According to a report, her Subaru was found parked nose-down in a ditch along side a desolate Nevada ranch road, near the town of Caliente. Her driver’s side door was open, the rear view mirror ripped from the post on the windshield and on the floor, the front seat covered in blood.
Authorities quickly discovered that the blood wasn’t human. It was that of a dog.
Lulubelle was known to have a Jack Russell Terrier named ‘Frank,’ with her.

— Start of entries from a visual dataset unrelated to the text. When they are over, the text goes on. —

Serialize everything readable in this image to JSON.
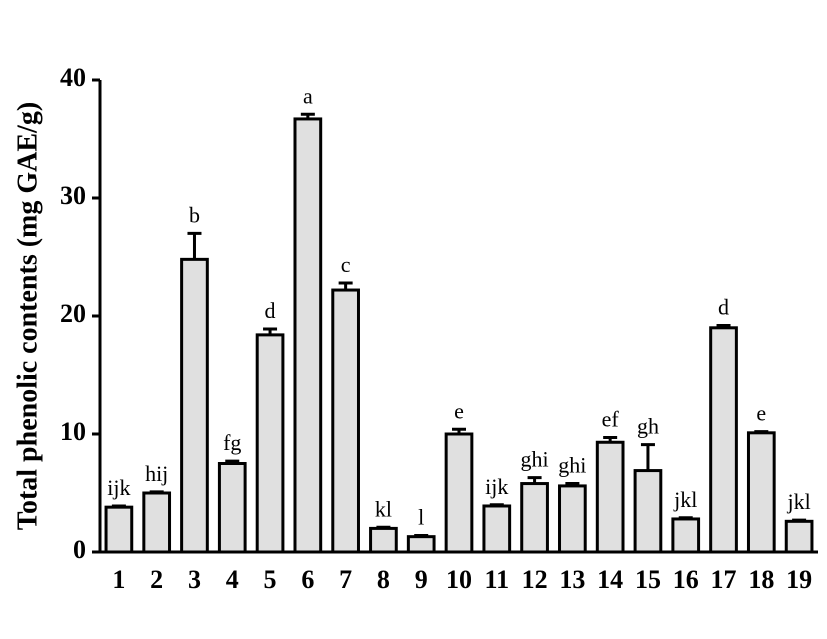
{
  "chart_data": {
    "type": "bar",
    "y_label": "Total phenolic contents (mg GAE/g)",
    "categories": [
      "1",
      "2",
      "3",
      "4",
      "5",
      "6",
      "7",
      "8",
      "9",
      "10",
      "11",
      "12",
      "13",
      "14",
      "15",
      "16",
      "17",
      "18",
      "19"
    ],
    "values": [
      3.8,
      5.0,
      24.8,
      7.5,
      18.4,
      36.7,
      22.2,
      2.0,
      1.3,
      10.0,
      3.9,
      5.8,
      5.6,
      9.3,
      6.9,
      2.8,
      19.0,
      10.1,
      2.6
    ],
    "errors": [
      0.1,
      0.1,
      2.2,
      0.2,
      0.5,
      0.4,
      0.6,
      0.1,
      0.1,
      0.4,
      0.1,
      0.5,
      0.2,
      0.4,
      2.2,
      0.1,
      0.2,
      0.1,
      0.1
    ],
    "annotations": [
      "ijk",
      "hij",
      "b",
      "fg",
      "d",
      "a",
      "c",
      "kl",
      "l",
      "e",
      "ijk",
      "ghi",
      "ghi",
      "ef",
      "gh",
      "jkl",
      "d",
      "e",
      "jkl"
    ],
    "color": "#e0e0e0",
    "ylim": [
      0,
      40
    ],
    "yticks": [
      0,
      10,
      20,
      30,
      40
    ]
  }
}
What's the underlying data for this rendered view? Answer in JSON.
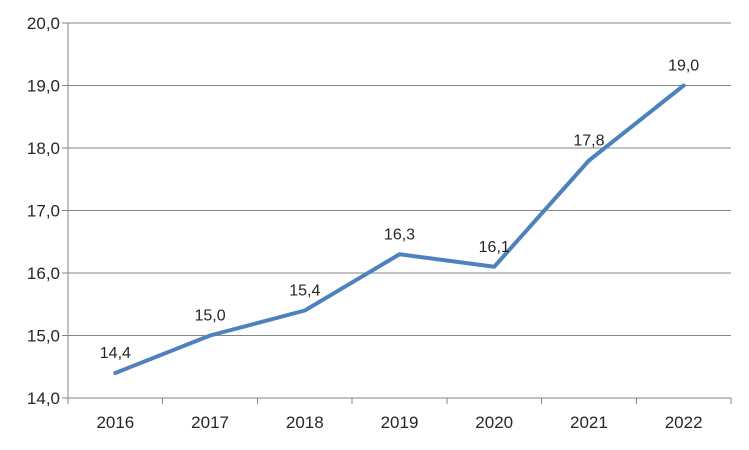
{
  "chart_data": {
    "type": "line",
    "title": "",
    "xlabel": "",
    "ylabel": "",
    "categories": [
      "2016",
      "2017",
      "2018",
      "2019",
      "2020",
      "2021",
      "2022"
    ],
    "values": [
      14.4,
      15.0,
      15.4,
      16.3,
      16.1,
      17.8,
      19.0
    ],
    "data_labels": [
      "14,4",
      "15,0",
      "15,4",
      "16,3",
      "16,1",
      "17,8",
      "19,0"
    ],
    "ylim": [
      14.0,
      20.0
    ],
    "y_tick_step": 1.0,
    "y_tick_labels": [
      "14,0",
      "15,0",
      "16,0",
      "17,0",
      "18,0",
      "19,0",
      "20,0"
    ],
    "grid": true,
    "legend_position": "none",
    "decimal_separator": ",",
    "colors": {
      "line": "#4F81BD",
      "grid": "#848484",
      "axis": "#848484",
      "text": "#262626",
      "background": "#FFFFFF"
    }
  }
}
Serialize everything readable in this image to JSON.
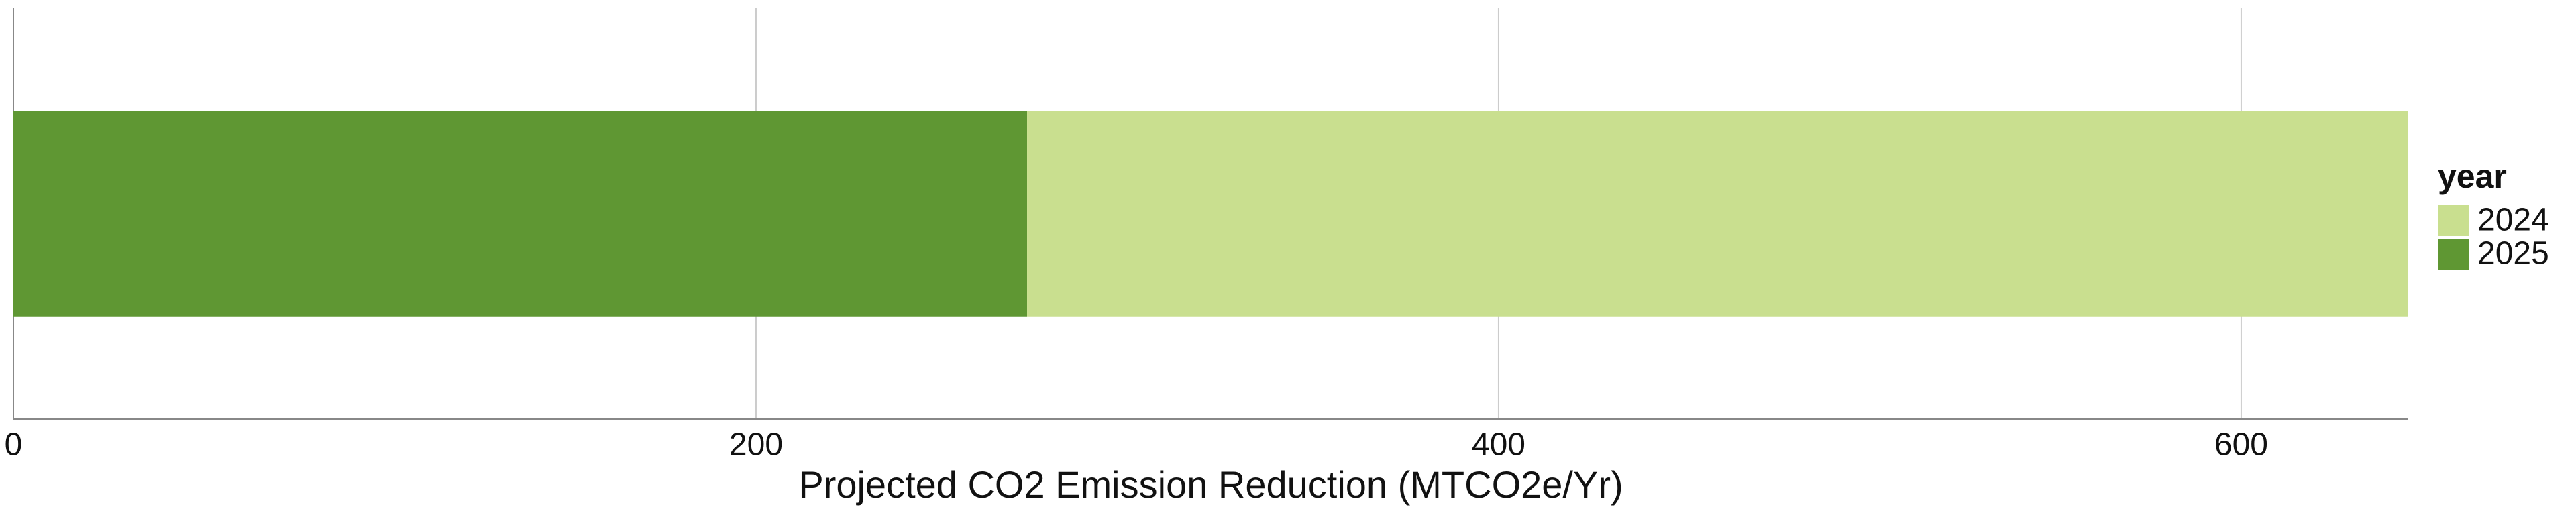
{
  "chart_data": {
    "type": "stacked-barh",
    "x_label": "Projected CO2 Emission Reduction (MTCO2e/Yr)",
    "categories": [
      null
    ],
    "series": [
      {
        "name": "2024",
        "color": "#c9df8f",
        "values": [
          372
        ]
      },
      {
        "name": "2025",
        "color": "#5f9733",
        "values": [
          273
        ]
      }
    ],
    "xlim": [
      0,
      645
    ],
    "xticks": [
      0,
      200,
      400,
      600
    ],
    "grid": true,
    "legend_title": "year",
    "legend": "right"
  }
}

However, there was no sign of the woman.
Toby would later learn from another article that the dog, presumed to be Frank, was found lying dead and ‘crow-picked two rises away.’ The entire idea of the dog’s death left his stomach turned and sick.
But Toby knew he had to swallow-down the bile and press on if he intended to solve the case.
In 1997, law enforcement believed a man had been prowling the back roads of Nevada for at least three-years, murdering women. Four of the women were transients and the fifth, a rancher’s wife.